Haniyeh's gesture paved the way for a resumption of talks with Abbas. They revived old plans to form a cabinet of technocrats as a way to dodge international sanctions against the government of Hamas, aimed at forcing the organization to renounce violence and recognize Israel. Palestinians negotiators told TIME that the new cabinet may still contain nine Hamas ministers, six from Fatah, five independents including Prof. Shabir, and four others from parties within the parliament. The next foreign minister is likely to be to a Georgetown educated professor, Ziad Abu Amr, 56, who has ties with Hamas even though he criticized their suicide bombing spree (halted since 2004) and thinks that the Islamic militants should soften some of their attitudes towards Israel. The finance portfolio is expected to go to economist Salam Fayyad, 54, educated in Texas, who earned the respect of international financial institutions during his previous tenure as finance minister between 2002 and 2006. Palestinians joke that with three "Americans" in the cabinet, the White House at last ought to be happy.

Palestinian negotiators warn, however, that before the biologist's government is installed, Israel will have to lift its siege of Gaza and free dozens of captive Hamas parliamentarians. But that will only happen if Palestinian militants release Corporal Gilad Shalit, the Israeli soldier snatched on the Gaza border last June. Negotiations are underway to free the corporal, but complications could arise.

Even if that chain of events allows Shabir to be installed, there are no guarantees that the Bush Administration will be any more likely to recognize this government. At a Wednesday meeting in Cairo of the "Quartet" — the U.S., Russia, the European Union and the United Nations — the U.S. representative voiced concern that Hamas ministers would still be in the new Palestinian government.

But international consensus on Hamas may be starting to unravel. For the moment, Hamas officials are reduced to smuggling suitcases of cash into Gaza to pay salaries to government employees. But Arabs states were so outraged that the U.S. used its veto power to stop a U.N. resolution condemning the Israel killings in Gaza that they vowed to break the embargo and start sending funds to the Palestinians. In Cairo, say insiders, the Europeans, the U.N. and the Russians began distancing themselves from the hard-line U.S. stance, claiming that the new Palestinian government should be given a chance.

Can the biology professor handle the pressure?
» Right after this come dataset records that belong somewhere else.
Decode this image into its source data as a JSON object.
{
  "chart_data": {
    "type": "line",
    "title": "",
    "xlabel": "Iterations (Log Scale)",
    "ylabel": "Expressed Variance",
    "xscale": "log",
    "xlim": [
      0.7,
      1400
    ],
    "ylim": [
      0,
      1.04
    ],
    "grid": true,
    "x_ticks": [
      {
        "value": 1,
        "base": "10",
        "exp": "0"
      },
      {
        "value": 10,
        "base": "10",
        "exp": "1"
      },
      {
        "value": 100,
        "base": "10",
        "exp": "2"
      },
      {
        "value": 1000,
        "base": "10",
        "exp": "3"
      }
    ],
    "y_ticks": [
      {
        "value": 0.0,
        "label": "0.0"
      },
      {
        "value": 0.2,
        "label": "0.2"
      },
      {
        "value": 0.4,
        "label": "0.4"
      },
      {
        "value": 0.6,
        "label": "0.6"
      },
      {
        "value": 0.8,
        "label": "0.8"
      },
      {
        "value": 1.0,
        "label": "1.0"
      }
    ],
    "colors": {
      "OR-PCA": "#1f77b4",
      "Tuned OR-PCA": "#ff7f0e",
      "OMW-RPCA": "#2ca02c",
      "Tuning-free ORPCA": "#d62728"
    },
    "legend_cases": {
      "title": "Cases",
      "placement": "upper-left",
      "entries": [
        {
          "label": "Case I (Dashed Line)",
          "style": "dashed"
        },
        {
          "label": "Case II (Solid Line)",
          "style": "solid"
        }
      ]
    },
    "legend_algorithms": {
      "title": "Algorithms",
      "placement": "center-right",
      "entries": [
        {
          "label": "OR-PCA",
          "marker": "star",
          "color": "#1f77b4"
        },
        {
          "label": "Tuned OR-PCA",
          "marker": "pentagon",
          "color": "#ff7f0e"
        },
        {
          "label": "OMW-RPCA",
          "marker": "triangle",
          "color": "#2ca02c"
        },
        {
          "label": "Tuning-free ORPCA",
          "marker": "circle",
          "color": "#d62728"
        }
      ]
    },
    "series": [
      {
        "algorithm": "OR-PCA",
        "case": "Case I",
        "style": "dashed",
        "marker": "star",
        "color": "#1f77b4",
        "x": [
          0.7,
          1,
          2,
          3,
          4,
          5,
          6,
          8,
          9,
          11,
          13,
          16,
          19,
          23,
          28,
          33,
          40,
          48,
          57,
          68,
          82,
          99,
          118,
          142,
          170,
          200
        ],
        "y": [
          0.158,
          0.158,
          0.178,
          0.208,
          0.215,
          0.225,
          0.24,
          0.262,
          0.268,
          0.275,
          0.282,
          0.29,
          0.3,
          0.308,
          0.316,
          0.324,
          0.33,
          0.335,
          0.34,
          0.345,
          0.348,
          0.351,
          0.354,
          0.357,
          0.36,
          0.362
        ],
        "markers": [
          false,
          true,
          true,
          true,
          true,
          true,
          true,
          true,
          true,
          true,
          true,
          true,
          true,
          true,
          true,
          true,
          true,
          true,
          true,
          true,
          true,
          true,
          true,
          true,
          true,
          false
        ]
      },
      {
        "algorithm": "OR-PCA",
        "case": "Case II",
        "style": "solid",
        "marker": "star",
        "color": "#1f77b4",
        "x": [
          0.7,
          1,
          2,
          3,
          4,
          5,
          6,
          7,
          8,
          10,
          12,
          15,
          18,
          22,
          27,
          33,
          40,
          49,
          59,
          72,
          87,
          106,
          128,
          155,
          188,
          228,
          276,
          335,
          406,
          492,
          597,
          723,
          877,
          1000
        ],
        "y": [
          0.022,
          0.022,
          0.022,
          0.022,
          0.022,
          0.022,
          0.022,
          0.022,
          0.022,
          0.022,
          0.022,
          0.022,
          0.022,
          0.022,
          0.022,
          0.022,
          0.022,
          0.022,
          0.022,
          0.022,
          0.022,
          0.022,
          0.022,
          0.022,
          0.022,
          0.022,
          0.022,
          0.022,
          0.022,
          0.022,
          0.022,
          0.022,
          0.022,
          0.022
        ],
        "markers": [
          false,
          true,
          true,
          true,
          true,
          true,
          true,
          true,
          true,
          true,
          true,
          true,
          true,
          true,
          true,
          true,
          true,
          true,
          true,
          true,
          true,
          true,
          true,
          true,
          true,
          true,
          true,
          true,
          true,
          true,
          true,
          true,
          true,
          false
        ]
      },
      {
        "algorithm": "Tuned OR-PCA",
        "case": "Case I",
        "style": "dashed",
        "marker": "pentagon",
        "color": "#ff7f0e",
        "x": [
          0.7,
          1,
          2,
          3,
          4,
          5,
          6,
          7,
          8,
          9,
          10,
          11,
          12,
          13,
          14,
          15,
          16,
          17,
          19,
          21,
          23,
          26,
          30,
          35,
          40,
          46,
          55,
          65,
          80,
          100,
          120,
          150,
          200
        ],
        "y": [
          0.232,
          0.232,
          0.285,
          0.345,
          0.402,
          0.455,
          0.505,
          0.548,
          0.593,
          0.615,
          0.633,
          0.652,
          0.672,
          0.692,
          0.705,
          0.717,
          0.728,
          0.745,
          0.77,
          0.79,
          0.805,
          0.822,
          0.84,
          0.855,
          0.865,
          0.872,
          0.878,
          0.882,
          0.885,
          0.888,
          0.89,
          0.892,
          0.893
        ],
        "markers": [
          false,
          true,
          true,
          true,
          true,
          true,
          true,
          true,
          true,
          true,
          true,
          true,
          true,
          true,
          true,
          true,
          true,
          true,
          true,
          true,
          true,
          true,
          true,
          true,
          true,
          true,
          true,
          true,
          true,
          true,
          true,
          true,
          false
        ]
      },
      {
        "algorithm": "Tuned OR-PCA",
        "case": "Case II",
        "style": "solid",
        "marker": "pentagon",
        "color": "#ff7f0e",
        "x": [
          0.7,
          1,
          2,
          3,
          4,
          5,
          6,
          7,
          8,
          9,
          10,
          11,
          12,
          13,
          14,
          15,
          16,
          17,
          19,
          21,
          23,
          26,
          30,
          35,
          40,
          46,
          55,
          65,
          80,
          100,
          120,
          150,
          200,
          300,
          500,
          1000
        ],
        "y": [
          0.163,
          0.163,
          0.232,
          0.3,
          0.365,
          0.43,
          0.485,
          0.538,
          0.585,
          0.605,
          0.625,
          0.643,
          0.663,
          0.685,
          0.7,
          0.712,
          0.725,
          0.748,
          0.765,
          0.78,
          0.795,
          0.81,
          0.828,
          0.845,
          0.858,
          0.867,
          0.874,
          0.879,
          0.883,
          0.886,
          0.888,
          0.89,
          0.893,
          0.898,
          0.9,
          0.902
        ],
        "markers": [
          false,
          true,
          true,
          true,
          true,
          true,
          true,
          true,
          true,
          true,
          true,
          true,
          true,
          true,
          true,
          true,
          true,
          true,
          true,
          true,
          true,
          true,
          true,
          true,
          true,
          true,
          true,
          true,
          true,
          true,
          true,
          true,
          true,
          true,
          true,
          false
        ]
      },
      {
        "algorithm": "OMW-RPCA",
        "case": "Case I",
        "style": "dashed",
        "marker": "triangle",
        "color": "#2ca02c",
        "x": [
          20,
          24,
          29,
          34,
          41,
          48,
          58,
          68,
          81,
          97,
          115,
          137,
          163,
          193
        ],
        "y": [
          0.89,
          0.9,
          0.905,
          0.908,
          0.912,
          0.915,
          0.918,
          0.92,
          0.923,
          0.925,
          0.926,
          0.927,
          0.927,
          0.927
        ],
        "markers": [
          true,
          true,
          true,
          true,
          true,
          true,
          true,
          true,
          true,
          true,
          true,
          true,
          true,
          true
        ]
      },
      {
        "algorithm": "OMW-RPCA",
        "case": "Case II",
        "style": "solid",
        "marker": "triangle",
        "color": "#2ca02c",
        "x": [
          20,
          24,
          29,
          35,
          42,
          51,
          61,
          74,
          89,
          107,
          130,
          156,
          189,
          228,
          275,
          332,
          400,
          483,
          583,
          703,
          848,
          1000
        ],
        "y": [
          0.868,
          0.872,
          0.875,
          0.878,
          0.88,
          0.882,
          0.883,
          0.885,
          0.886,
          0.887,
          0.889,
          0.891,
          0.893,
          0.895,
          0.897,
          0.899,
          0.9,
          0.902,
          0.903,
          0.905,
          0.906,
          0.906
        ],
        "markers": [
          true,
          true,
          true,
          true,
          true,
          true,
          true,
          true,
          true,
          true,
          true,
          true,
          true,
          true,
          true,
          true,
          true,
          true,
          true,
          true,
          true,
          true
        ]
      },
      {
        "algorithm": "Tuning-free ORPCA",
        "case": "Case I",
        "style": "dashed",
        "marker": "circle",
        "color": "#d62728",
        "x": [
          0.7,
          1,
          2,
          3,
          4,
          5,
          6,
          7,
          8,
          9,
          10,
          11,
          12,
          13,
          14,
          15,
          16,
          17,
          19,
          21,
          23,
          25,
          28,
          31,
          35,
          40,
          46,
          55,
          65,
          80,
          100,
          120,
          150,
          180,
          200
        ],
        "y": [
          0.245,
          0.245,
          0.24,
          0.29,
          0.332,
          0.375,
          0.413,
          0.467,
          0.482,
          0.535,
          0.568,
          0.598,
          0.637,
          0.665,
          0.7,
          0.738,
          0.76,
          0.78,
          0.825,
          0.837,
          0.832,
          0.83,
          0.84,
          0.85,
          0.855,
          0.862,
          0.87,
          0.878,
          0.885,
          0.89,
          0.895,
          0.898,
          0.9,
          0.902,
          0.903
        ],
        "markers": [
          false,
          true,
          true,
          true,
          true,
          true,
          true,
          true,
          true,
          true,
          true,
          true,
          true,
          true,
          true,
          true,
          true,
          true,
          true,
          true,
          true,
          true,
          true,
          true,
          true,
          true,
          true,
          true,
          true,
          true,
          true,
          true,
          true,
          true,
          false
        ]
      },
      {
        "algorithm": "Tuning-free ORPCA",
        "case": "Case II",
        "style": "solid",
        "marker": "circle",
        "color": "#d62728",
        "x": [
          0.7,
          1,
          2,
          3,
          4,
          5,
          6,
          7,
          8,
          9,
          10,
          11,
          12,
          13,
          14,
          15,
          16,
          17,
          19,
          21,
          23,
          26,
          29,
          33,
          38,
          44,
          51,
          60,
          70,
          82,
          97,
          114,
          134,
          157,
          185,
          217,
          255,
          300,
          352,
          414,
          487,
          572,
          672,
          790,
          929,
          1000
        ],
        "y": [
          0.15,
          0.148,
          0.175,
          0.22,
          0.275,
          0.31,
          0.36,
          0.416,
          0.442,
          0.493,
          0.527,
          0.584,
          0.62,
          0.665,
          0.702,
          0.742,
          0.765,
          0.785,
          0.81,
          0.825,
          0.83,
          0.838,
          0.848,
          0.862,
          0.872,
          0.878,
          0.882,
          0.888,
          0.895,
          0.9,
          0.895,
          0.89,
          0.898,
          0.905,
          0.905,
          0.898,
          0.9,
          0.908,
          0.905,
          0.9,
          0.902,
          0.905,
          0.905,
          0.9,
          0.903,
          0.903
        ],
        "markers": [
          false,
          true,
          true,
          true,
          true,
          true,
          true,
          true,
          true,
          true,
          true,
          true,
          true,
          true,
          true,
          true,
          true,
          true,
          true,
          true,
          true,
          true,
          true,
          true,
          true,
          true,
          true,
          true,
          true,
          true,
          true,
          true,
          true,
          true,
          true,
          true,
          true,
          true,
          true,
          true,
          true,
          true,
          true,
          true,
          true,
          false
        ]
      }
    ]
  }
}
On the plus side, Palestinians say that Shabir is liked and respected by Abbas and Haniyeh. He has a scientist's impartiality, and he a slight West Virginian accent. But the biologist's success will ultimately depend on how well he can convince the Bush Administration that his future Palestinian cabinet will not be dominated by Hamas. And those are skills you don't learn under the microscope.